Back in the other part of the NASA campus, Mary and Dorothy are forging their own paths. Mary is working with engineers and is knowledgeable enough to be one but lacks the formal training … and can’t get it, since the only local school offering the necessary courses won’t admit blacks. Dorothy, meanwhile, is doing the work of a supervisor, but can’t get her prissy, bleary-eyed white boss (Kirsten Dunst) to give her the appropriate pay raise. When Dorothy sees massive new International Business Machines being moved in, hinting that her entire department may soon be obsolete, she starts reading up on Fortran. (She swipes the book from the public library while being kicked out for being black.)
All three women reflect, to varying degrees, the pragmatic attitude of many minorities of the era, swallowing their anger in the face of day-to-day indignities to focus on the bigger picture. Not one of them simply accepts her secondary status, but each fights it differently. Katherine lets her gentle personality and undeniable brilliance speak for her; Mary files petitions and isn’t afraid to speak up to a loudmouth (and has a husband who’d like her to be more militant); Dorothy thinks in practical terms and gets to work quietly training herself to be the best she can be.

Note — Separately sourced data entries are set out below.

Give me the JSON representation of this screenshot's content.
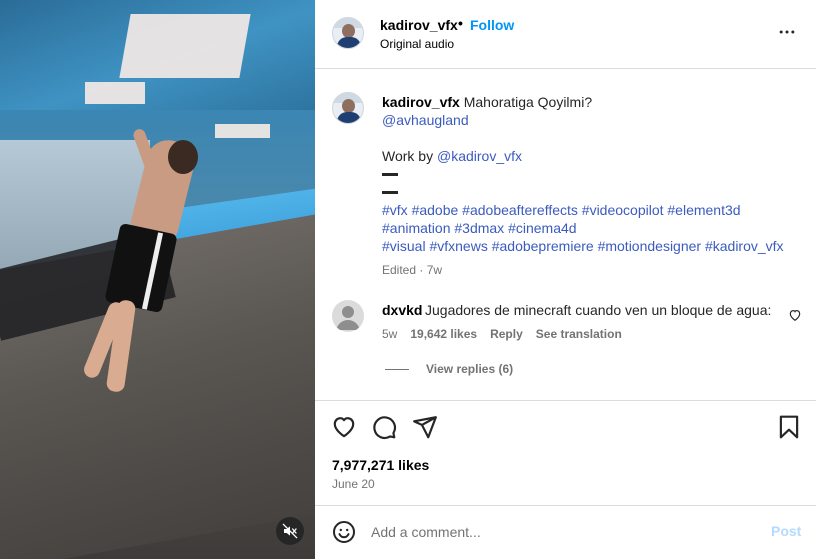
{
  "media": {
    "mute_icon": "speaker-muted-icon"
  },
  "header": {
    "username": "kadirov_vfx",
    "separator": "•",
    "follow_label": "Follow",
    "audio": "Original audio",
    "more_icon": "more-horizontal-icon"
  },
  "caption": {
    "username": "kadirov_vfx",
    "text": "Mahoratiga Qoyilmi?",
    "mention": "@avhaugland",
    "work_by": "Work by",
    "work_by_mention": "@kadirov_vfx",
    "hashtags_line1": "#vfx #adobe #adobeaftereffects #videocopilot #element3d",
    "hashtags_line2": "#animation #3dmax #cinema4d",
    "hashtags_line3": "#visual #vfxnews #adobepremiere #motiondesigner #kadirov_vfx",
    "edited": "Edited · 7w"
  },
  "comment": {
    "username": "dxvkd",
    "text": "Jugadores de minecraft cuando ven un bloque de agua:",
    "age": "5w",
    "likes": "19,642 likes",
    "reply": "Reply",
    "translate": "See translation",
    "view_replies": "View replies (6)"
  },
  "actions": {
    "icons": [
      "heart-icon",
      "comment-icon",
      "share-icon",
      "bookmark-icon"
    ]
  },
  "stats": {
    "likes": "7,977,271 likes",
    "date": "June 20"
  },
  "comment_box": {
    "placeholder": "Add a comment...",
    "post_label": "Post"
  },
  "colors": {
    "accent": "#0095f6",
    "link": "#3b5bbf",
    "muted": "#737373",
    "post_disabled": "#b3dbff"
  }
}
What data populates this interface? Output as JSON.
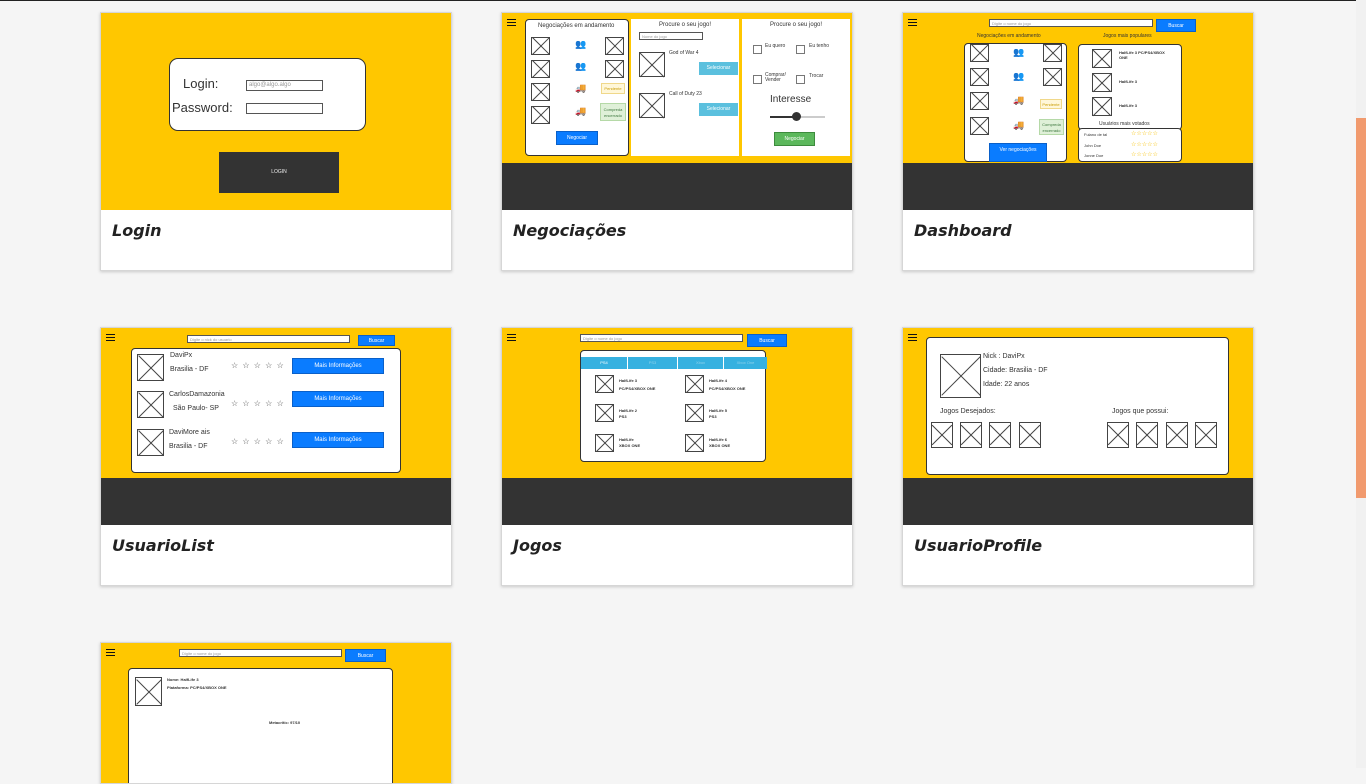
{
  "cards": [
    {
      "title": "Login"
    },
    {
      "title": "Negociações"
    },
    {
      "title": "Dashboard"
    },
    {
      "title": "UsuarioList"
    },
    {
      "title": "Jogos"
    },
    {
      "title": "UsuarioProfile"
    }
  ],
  "login": {
    "login_label": "Login:",
    "password_label": "Password:",
    "login_placeholder": "algo@algo.algo",
    "button": "LOGIN"
  },
  "negociacoes": {
    "panel1_title": "Negociações em andamento",
    "status_pending": "Pendente",
    "status_done": "Compreda encerrado",
    "negociar_btn": "Negociar",
    "panel2_title": "Procure o seu jogo!",
    "search_placeholder": "Nome do jogo",
    "games": [
      "God of War 4",
      "Call of Duty 23"
    ],
    "select_btn": "Selecionar",
    "panel3_title": "Procure o seu jogo!",
    "opt_quero": "Eu quero",
    "opt_tenho": "Eu tenho",
    "opt_comprar": "Comprar/ Vender",
    "opt_trocar": "Trocar",
    "interesse": "Interesse",
    "interesse_level": 0.5,
    "negociar_btn2": "Negociar"
  },
  "dashboard": {
    "search_placeholder": "Digite o nome do jogo",
    "buscar": "Buscar",
    "neg_title": "Negociações em andamento",
    "status_pending": "Pendente",
    "status_done": "Compreda encerrado",
    "ver_btn": "Ver negociações",
    "pop_title": "Jogos mais populares",
    "pop_games": [
      "HalfLife 3 PC/PS4/XBOX ONE",
      "HalfLife 3",
      "HalfLife 3"
    ],
    "users_title": "Usuários mais votados",
    "users": [
      "Fulano de tal",
      "John Doe",
      "Jonne Doe"
    ],
    "star_icons": "☆☆☆☆☆"
  },
  "usuariolist": {
    "search_placeholder": "Digite o nick do usuario",
    "buscar": "Buscar",
    "users": [
      {
        "nick": "DaviPx",
        "city": "Brasilia - DF"
      },
      {
        "nick": "CarlosDamazonia",
        "city": "São Paulo- SP"
      },
      {
        "nick": "DaviMore ais",
        "city": "Brasilia - DF"
      }
    ],
    "rating": "☆ ☆ ☆ ☆ ☆",
    "more_btn": "Mais Informações"
  },
  "jogos": {
    "search_placeholder": "Digite o nome do jogo",
    "buscar": "Buscar",
    "tabs": [
      "PS4",
      "PS3",
      "Xbox",
      "Xbox One"
    ],
    "games": [
      {
        "name": "HalfLife 3",
        "platform": "PC/PS4/XBOX ONE"
      },
      {
        "name": "HalfLife 4",
        "platform": "PC/PS4/XBOX ONE"
      },
      {
        "name": "HalfLife 2",
        "platform": "PS3"
      },
      {
        "name": "HalfLife 5",
        "platform": "PS3"
      },
      {
        "name": "HalfLife",
        "platform": "XBOX ONE"
      },
      {
        "name": "HalfLife 6",
        "platform": "XBOX ONE"
      }
    ]
  },
  "profile": {
    "nick": "Nick : DaviPx",
    "city": "Cidade: Brasilia - DF",
    "age": "Idade: 22 anos",
    "desired": "Jogos Desejados:",
    "owned": "Jogos que possui:"
  },
  "detail": {
    "search_placeholder": "Digite o nome do jogo",
    "buscar": "Buscar",
    "name": "Nome: HalfLife 3",
    "platform": "Plataforma: PC/PS4/XBOX ONE",
    "metacritic": "Metacritic: 97/10"
  }
}
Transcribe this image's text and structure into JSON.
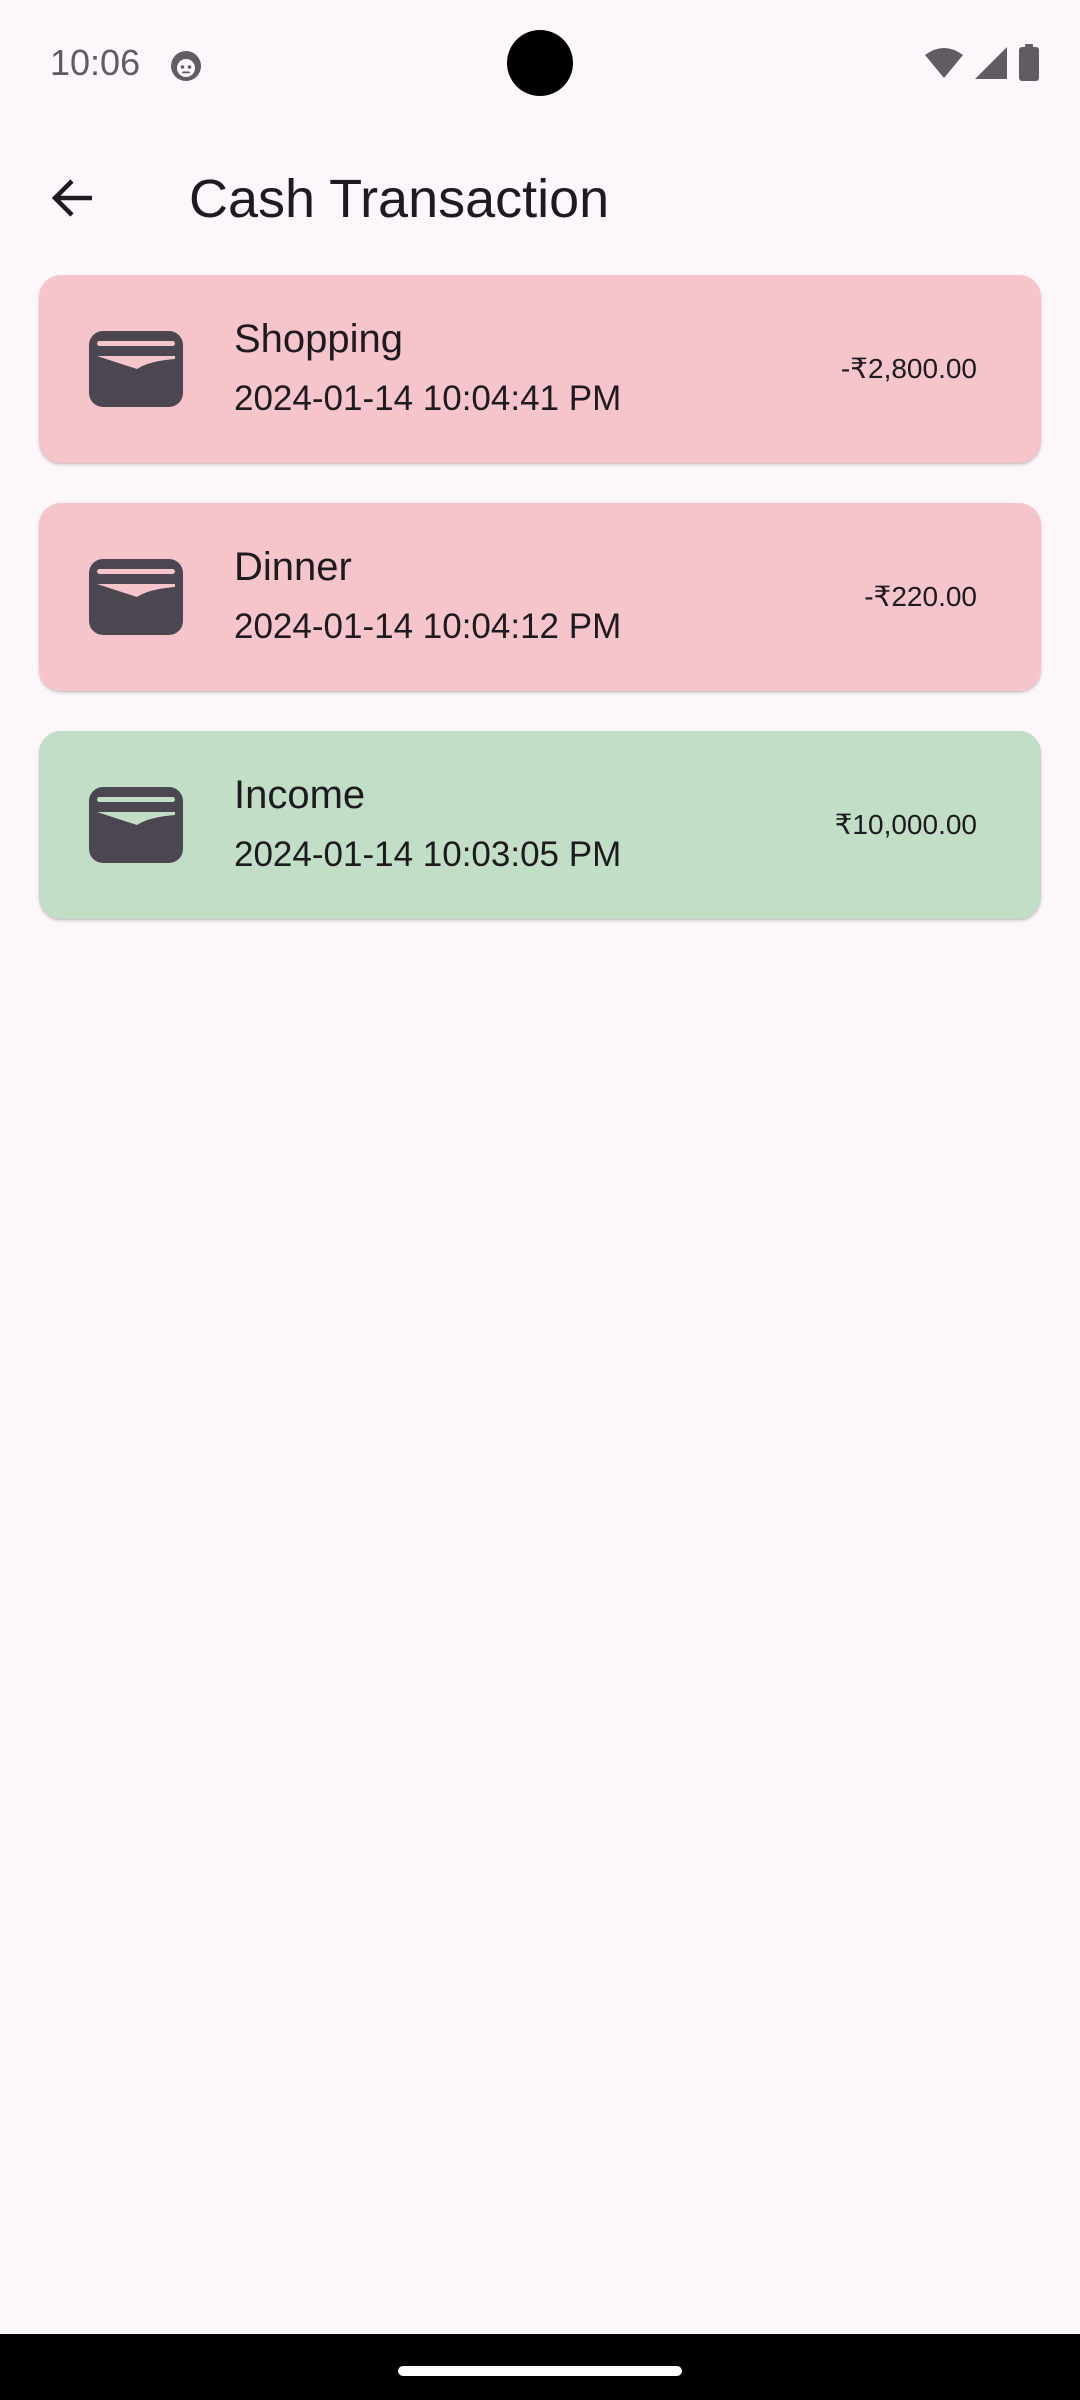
{
  "status_bar": {
    "time": "10:06",
    "app_icon": "notification-face-icon",
    "right_icons": [
      "wifi-icon",
      "cellular-signal-icon",
      "battery-icon"
    ]
  },
  "app_bar": {
    "back_icon": "arrow-back-icon",
    "title": "Cash Transaction"
  },
  "colors": {
    "expense_card": "#f6c5cc",
    "income_card": "#c2dec6",
    "icon_color": "#4c4650",
    "background": "#fdf7fb"
  },
  "transactions": [
    {
      "name": "Shopping",
      "datetime": "2024-01-14 10:04:41 PM",
      "amount": "-₹2,800.00",
      "type": "expense",
      "icon": "wallet-icon"
    },
    {
      "name": "Dinner",
      "datetime": "2024-01-14 10:04:12 PM",
      "amount": "-₹220.00",
      "type": "expense",
      "icon": "wallet-icon"
    },
    {
      "name": "Income",
      "datetime": "2024-01-14 10:03:05 PM",
      "amount": "₹10,000.00",
      "type": "income",
      "icon": "wallet-icon"
    }
  ]
}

The director, Theodore Melfi (“St. Vincent”), wrote the screenplay with Allison Schroeder, adapting Margot Lee Shetterly’s nonfiction bestseller. Aiming not to make us feel bad about racism (that’s a given) but hopeful about overcoming it and proud of the legitimate advancements we’ve made, Melfi tells the story with cheerful positivity but not too much flippancy. It’s satisfying in the classic Hollywood style, with little triumphs dotting the long road toward equality — little triumphs like hero astronaut John Glenn (Glen Powell) refusing to get into the space capsule until Katherine herself confirms that the calculations are correct (which is evidently true). The film’s light, breezy entertainment value hides a deeper poignance, making it a nice complement to the heavier films that take the opposite approach.